薬剤師の離職率と入職率


医療関係の業種は離職率が高いと言われていますが、薬剤師の場合はどうなっているのでしょうか?
保険薬局業という分野において薬剤師の就職・転職の現状を見てみると、薬剤師の入職率は14%、離職率は9%という統計データがあります。
これに対して、一般企業の離職率が平均12.9%と言われていますので、実際には「薬剤師の離職率が際立って高い」という事実はないと言って良いでしょう。

更に注目したいのが、入職率の方が離職率よりも5%も高いという点で、これは現在、薬剤師市場が「売り手市場」となっている一つの証明ともなっています。
この数年、薬学部が4年制から6年制へ移行したことを受け、日本国内の薬剤師は慢性的に不足していましたが、その状況をこの数値が明確にしているとも言えるでしょう。

さて、ここまでは正社員待遇の薬剤師の現状についてご紹介してきましたが、ここで視点を変えて、非正規雇用の薬剤師の現状について見ていきましょう。
薬剤師の離職率は他業種と比較して決して高くないとご説明しましたが、実は非正規雇用(パート・アルバイト)の薬剤師に限ってみると、21%とかなり高い数値となっています。
この高い離職率の背景には、薬剤師全体に占める女性の割合が高い、ということが関係していると考えられています。

薬剤師の中で女性が占める割合は、現状約61%となっており半数以上となっています。
また、年齢別分布を見てみると「30代女性」が少ない傾向があり、結婚・出産・育児のために30代で一旦離職する女性薬剤師が多いことが伺えます。

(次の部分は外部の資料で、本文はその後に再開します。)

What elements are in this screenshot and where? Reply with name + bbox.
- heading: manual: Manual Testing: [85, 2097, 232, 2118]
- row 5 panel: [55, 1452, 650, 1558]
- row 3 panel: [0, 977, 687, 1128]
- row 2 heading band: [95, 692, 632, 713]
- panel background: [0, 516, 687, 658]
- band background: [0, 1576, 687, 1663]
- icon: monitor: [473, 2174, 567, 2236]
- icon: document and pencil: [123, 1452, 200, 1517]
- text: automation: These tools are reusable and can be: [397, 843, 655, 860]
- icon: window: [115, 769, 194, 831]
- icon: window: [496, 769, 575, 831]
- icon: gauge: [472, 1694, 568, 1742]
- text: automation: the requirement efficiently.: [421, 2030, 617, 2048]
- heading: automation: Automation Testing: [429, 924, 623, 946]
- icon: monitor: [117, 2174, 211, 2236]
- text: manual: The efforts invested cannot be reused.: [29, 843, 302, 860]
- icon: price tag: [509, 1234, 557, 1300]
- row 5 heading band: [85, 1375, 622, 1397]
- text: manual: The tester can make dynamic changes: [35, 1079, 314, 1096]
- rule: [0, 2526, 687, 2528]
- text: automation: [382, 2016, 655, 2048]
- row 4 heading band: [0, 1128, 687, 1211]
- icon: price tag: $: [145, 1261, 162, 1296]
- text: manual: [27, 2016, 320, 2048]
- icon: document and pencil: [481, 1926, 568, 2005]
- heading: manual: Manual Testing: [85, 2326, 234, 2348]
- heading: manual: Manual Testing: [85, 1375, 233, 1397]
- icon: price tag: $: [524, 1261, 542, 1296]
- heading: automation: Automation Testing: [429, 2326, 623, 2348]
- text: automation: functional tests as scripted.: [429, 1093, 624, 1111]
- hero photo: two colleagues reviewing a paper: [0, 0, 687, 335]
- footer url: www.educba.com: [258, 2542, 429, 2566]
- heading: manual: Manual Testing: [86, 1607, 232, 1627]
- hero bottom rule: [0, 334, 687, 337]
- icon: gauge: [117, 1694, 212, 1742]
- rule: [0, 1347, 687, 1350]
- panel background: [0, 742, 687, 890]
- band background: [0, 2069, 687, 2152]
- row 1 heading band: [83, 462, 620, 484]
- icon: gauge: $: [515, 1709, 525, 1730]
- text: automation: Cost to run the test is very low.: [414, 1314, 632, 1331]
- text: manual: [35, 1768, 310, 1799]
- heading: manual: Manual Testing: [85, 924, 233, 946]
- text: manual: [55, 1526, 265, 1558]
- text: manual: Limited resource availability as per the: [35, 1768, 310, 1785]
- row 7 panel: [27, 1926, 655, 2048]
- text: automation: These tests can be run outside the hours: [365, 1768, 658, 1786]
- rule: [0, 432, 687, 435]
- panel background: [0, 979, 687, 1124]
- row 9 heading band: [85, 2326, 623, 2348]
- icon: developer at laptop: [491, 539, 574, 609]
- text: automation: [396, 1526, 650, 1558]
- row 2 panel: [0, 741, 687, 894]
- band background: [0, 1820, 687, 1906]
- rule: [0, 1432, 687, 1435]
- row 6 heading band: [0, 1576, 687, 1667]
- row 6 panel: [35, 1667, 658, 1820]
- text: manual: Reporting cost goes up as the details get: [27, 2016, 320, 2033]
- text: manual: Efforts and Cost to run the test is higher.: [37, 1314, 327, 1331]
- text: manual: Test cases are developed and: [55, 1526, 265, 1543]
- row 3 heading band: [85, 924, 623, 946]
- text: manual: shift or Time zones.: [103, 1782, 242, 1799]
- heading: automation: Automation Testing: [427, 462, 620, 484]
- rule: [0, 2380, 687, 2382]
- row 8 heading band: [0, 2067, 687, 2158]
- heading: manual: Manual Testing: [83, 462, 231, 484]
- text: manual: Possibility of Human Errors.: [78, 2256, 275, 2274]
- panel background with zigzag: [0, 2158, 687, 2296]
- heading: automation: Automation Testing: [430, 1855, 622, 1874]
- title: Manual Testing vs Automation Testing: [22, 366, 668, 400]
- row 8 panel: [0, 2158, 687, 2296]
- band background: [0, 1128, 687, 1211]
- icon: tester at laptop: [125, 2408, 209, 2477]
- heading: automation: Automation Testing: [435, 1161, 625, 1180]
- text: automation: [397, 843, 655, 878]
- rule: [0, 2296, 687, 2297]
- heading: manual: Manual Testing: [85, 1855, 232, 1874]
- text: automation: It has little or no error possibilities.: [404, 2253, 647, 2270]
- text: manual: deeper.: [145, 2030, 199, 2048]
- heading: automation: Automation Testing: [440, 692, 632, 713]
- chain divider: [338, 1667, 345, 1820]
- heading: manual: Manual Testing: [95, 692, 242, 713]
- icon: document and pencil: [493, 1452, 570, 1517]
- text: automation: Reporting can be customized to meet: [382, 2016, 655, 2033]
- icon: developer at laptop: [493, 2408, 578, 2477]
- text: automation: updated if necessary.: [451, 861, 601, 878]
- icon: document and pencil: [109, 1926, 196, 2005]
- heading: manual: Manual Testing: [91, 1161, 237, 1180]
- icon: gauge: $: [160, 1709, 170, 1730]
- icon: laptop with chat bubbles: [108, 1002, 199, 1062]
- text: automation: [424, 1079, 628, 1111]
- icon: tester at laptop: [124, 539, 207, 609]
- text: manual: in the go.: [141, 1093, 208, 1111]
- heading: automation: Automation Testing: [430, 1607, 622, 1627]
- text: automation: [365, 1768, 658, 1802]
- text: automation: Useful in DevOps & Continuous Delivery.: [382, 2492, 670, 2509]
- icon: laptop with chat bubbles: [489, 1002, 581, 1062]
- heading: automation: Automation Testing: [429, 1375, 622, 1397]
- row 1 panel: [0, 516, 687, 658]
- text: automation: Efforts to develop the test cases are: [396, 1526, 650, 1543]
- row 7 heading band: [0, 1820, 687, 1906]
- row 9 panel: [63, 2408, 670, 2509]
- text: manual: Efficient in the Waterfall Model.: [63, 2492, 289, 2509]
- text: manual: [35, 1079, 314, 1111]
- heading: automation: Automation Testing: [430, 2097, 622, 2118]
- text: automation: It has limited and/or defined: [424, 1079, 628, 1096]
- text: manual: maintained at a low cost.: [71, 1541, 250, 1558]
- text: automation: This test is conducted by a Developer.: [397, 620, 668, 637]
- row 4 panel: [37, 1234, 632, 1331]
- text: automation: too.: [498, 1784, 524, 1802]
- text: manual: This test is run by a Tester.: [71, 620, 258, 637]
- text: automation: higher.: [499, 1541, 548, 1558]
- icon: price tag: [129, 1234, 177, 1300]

加えて、出産や育児のために離職した女性薬剤師の多くは、育児が落ち着いた後に正社員として復職することがないと言われ、復職の際も非正規雇用となるケースが目立ちます。
さらに、第2子第3子が産まれる際などに再度離職する、といった場合も少なくありませんので、非正規雇用に限って離職率を見れば数値が高くなる、という仕組みになっているようです。

こういった背景があり、非正規雇用の薬剤師は常に入れ替わりが起こっており、非常に流動性が激しいものとなっています。
その上、離職率21%に対して入職率が24%となっていますので、求人数が有り余ってるという状況にもないことが伺えます。
アルバイトやパートといった働き方で薬剤師を続ける場合には、有利な条件の求人を逃さないためにも、薬剤師転職支援サイトなどをフル活用し、有望な求人情報を逃さないことが重要となります。